Garin even likened using manual counting to reverting to the “stone age” if Comelec adopts this system again.

“Ma’am Garin, I would just like to add that my biggest fear is if we revert back to manual. Because it exposes the election not only to fraud with a manual system, but even to violence, and believe me, we don’t want to revert back to that kind of practice,” Adiong said.

“We might experience brown-outs again […] Should we experience being inside precincts for days, where people fight because votes are being counted manually?  The tally they would read would be different to what was written?  Why are we going to go back to the stone age?  We are already at this point of time that we are following what the global community is doing in terms of elections,” Garin added.

According to Garin and 1-Rider party-list Rep.
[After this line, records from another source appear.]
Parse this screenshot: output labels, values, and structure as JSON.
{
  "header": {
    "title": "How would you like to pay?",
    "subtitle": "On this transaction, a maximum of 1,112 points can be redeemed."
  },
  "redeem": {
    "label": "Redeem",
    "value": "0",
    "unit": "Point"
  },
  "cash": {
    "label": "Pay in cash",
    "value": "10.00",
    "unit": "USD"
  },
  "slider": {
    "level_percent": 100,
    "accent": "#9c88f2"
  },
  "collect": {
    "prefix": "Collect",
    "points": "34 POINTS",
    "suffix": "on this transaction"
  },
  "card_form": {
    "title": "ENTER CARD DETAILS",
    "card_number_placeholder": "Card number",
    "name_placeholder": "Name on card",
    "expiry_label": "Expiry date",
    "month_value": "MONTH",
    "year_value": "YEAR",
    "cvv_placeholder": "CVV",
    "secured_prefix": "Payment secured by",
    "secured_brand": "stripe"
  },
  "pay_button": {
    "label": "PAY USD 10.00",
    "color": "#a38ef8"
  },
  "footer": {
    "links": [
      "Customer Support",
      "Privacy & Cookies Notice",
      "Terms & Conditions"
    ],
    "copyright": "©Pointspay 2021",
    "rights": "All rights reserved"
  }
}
Ramon Rodrigo Gutierrez, the important thing now is that the allegations against Comelec should be discussed and resolved, so as not to taint the 2025 midterm elections.

“So someone raised complaints against Chairman (George) Garcia, he responded to it […] but my appeal is for all of these to be resolved ASAP, if there is proof, proceed.  If none, then can you stop that and let us go over more pressing problems of the country, as the more that these issues are dragging, the more that we are tainting our national and local elections, and this shouldn’t have a place in the direction that the Philippines is taking,” Garin said.
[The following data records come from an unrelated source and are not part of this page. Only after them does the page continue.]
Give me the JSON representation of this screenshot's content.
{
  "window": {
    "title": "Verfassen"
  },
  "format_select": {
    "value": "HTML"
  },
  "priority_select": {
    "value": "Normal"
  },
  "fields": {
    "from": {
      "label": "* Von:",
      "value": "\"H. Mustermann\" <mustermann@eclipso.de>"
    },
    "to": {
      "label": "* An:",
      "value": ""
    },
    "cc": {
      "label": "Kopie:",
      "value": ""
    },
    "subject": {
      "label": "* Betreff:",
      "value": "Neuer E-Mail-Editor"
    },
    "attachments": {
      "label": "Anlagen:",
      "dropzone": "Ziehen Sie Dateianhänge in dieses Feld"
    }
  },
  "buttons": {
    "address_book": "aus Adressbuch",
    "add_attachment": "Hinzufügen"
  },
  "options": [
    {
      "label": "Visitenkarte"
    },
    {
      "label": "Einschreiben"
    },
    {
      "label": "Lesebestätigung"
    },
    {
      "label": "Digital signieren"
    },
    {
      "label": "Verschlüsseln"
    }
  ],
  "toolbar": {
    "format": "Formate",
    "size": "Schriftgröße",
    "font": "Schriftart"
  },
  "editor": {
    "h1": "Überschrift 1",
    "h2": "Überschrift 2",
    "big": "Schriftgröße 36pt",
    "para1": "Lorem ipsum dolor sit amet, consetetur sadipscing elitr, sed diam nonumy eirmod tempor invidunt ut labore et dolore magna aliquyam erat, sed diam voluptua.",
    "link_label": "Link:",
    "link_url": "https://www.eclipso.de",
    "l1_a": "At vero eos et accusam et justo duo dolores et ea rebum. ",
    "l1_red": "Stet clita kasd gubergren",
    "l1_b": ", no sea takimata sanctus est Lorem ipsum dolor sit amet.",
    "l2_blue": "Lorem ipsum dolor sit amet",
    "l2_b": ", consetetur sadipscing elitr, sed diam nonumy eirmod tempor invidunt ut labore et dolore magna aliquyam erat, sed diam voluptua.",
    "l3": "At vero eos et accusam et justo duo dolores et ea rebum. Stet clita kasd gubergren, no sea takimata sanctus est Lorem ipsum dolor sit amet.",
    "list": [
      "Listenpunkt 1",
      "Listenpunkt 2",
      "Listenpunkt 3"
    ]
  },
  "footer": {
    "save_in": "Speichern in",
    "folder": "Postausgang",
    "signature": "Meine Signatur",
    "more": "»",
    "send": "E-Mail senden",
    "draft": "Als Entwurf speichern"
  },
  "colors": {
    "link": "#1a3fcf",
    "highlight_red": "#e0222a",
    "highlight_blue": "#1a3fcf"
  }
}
“If we look at the procedures of the Comelec, I think there is no question about the procedure of bidding by the Comelec.  The question […] on the procurement is more on the personalities involved or the actual parties that are bidding,” Gutierrez said.  “So we are concerned about why this is becoming an issue until now.”

Issues against Comelec and Miru Systems — the company tapped by the poll body to implement its automated election system (AES) — came out last July 9 after Sagip party-list Rep. Rodante Marcoleta claimed that at least P1 billion worth of funds were transferred from different banks, including those based in South Korea, to 49 offshore accounts supposedly linked to a Comelec official.
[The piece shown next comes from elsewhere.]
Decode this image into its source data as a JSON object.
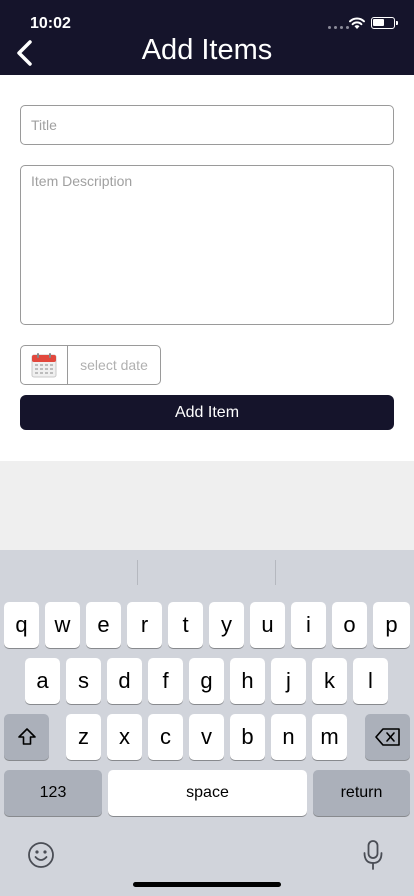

Marcoleta refused to divulge the identity of the Comelec official and his or her ranking in the press briefing, but later that day, Comelec Chairperson George Garcia said that it was him being alluded to by the lawmaker.

READ: P1-B moved from foreign banks to poll exec’s offshore accounts – Marcoleta

According to Marcoleta, there were certain developments in Comelec’s AES procurement when fund transfers occurred, like a money transfer on June 22, 2023, where a deposit worth $148,000 was made by a certain Stephen Schultz/Kyong Baek from Standard Chartered Bank Jong Ro Main Branch in South Korea to Standard Chartered Bank in Singapore.

This supposedly happened alongside Comelec’s declaration of the past vote counting machines (VCMs) as unserviceable.

contacted Garcia back then, and the poll body official sent copies of a letter he wrote to the National Bureau of Investigation (NBI).  In the letter to the NBI, Garcia requested an investigation regarding the allegations that he has offshore accounts, which were spreading online.

READ: Comelec chief urged to clarify, address alleged bribery

Due to the issues raised, Garcia admitted last July that the country may resort to manual counting should the Supreme Court rule against Miru.

READ: Garcia: Comelec may resort to manual should SC rule against Miru

But Adiong said that reverting to manual counting would go against Republic Act No. 9369 which authorized the Comelec to do automated elections.

“I hope the Comelec, the Commission will not see that as an option because we have an automated law, and that would be a violation of the automated election law,” he said.

“That would be not only a violation but it is more costly than the automation ah, if we do manual counting again, imagine teachers would go to polling centers, then transfer ballots to schools and count manually, so it’s really something that we should never experience again,” he added.